When asked how he’s managed to maintain trust across such a fragmented and often combative sector, he reflects on the value of listening. “Even when people criticise me, I listen. I don’t take it personally. I use it to improve.”
The Vision: Dignity, Not Dominance
I ask him what the ideal future looks like, if he could wave a magic wand.
He doesn’t talk about dominance. He talks about dignity.
He imagines a sector where taxis are professionally managed, where drivers qualify for home loans, where the same person once dismissed as a “mageza” becomes a recognised public transport operator. He wants young people trained and women recruited. He wants safer vehicles, cleaner ranks, and fewer barriers between commuters and operators.
“If we formalise, professionalise, and invest in our people,” he says, “then this industry can finally be seen for what it already is: the backbone of South Africa’s mobility system.”
No Illusions
It’s clear that Tsebe knows his position is precarious. There are rivals. There are politics. There are provinces that still need bringing back into alignment.
But his focus seems steady. Not on praise and not on perfection. On outcomes.
“We’re not asking for special treatment. We’re asking to be treated like a legitimate part of the public transport system. Because that’s what we are.”
It’s not a slogan. It’s a fact.
Closing Thoughts: Leadership That Earns Trust
Mr Tsebe’s leadership doesn’t demand trust. It earns it.
He doesn’t present himself as the solution, but rather as someone willing to carry the weight of the work. In a sector where promises are often met with scepticism, his approach is grounded in action, transparency, and accountability. What makes it credible is that it isn’t performative. It’s procedural. Structured. Repeatable.

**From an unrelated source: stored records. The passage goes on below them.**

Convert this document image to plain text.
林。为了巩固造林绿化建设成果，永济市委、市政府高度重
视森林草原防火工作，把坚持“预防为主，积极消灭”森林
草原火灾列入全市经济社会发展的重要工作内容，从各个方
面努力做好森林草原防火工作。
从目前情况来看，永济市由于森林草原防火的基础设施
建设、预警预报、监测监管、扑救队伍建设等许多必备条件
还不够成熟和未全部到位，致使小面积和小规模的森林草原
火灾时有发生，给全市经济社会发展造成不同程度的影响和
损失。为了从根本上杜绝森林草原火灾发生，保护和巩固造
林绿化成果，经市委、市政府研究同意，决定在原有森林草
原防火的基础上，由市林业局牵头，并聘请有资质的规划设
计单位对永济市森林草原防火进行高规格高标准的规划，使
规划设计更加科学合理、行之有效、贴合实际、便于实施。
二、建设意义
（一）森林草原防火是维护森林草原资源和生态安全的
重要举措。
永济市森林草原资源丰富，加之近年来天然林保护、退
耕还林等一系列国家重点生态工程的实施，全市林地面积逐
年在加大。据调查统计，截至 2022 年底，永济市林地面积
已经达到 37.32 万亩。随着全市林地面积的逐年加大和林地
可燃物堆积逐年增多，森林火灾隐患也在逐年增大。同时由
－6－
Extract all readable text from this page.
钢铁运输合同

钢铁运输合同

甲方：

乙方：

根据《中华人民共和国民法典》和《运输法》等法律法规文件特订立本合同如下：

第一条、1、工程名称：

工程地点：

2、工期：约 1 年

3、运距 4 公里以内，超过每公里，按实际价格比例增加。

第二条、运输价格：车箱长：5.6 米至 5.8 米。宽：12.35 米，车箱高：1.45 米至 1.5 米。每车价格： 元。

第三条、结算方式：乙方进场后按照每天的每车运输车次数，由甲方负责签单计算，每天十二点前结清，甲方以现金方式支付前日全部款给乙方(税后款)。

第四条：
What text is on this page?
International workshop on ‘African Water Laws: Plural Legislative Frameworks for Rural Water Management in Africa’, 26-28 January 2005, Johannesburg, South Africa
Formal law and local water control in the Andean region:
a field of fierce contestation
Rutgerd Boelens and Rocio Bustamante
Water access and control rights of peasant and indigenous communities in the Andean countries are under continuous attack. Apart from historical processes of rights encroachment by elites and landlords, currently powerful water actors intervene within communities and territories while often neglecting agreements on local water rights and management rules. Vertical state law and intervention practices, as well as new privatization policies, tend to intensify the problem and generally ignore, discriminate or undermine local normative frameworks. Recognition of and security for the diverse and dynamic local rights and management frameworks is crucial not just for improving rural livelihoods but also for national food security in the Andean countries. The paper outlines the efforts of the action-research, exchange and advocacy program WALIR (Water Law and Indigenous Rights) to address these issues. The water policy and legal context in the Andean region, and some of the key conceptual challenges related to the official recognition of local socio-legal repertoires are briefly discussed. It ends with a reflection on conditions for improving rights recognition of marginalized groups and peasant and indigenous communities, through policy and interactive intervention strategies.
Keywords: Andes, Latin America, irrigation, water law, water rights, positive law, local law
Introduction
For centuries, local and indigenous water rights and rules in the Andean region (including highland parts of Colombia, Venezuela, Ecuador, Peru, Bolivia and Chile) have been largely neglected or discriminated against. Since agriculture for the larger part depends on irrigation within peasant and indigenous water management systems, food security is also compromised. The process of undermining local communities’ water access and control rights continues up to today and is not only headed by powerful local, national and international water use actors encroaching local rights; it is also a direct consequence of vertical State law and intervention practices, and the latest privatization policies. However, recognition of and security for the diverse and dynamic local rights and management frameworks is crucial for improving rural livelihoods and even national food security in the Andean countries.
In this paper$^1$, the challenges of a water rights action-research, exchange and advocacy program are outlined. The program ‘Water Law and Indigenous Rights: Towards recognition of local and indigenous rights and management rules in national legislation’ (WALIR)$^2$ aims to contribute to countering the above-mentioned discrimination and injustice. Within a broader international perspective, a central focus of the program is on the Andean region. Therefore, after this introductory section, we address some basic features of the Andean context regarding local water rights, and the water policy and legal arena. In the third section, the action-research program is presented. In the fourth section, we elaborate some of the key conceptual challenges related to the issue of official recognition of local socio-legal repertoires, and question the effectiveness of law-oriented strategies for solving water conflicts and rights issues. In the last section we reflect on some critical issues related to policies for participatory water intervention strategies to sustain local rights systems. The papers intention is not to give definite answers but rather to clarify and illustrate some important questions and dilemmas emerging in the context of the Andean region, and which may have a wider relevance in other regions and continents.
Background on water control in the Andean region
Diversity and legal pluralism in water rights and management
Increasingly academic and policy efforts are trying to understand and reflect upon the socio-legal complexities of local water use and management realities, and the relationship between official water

Trust, as I’ve come to see it, isn’t built through charisma or consensus. It’s built through the slow, deliberate effort to align words with actions. Through systems that report, consult, correct, and continue. And that is what Mr Tsebe is quietly constructing inside one of the country’s most contested sectors.
His impact isn’t limited to SANTACO’s internal cohesion. It’s beginning to reshape how policymakers, commuters, and the public think about what the taxi industry could become. Not a problem to be solved, but a partner to be engaged.
If South Africa is to build a mobility future that is safe, inclusive, and economically viable, it will require leadership that can hold complexity without collapsing into blame. Mr Tsebe’s brand of leadership is not perfect. But it is consistent, evolving, and rooted in lived experience.
That may be exactly what this moment demands.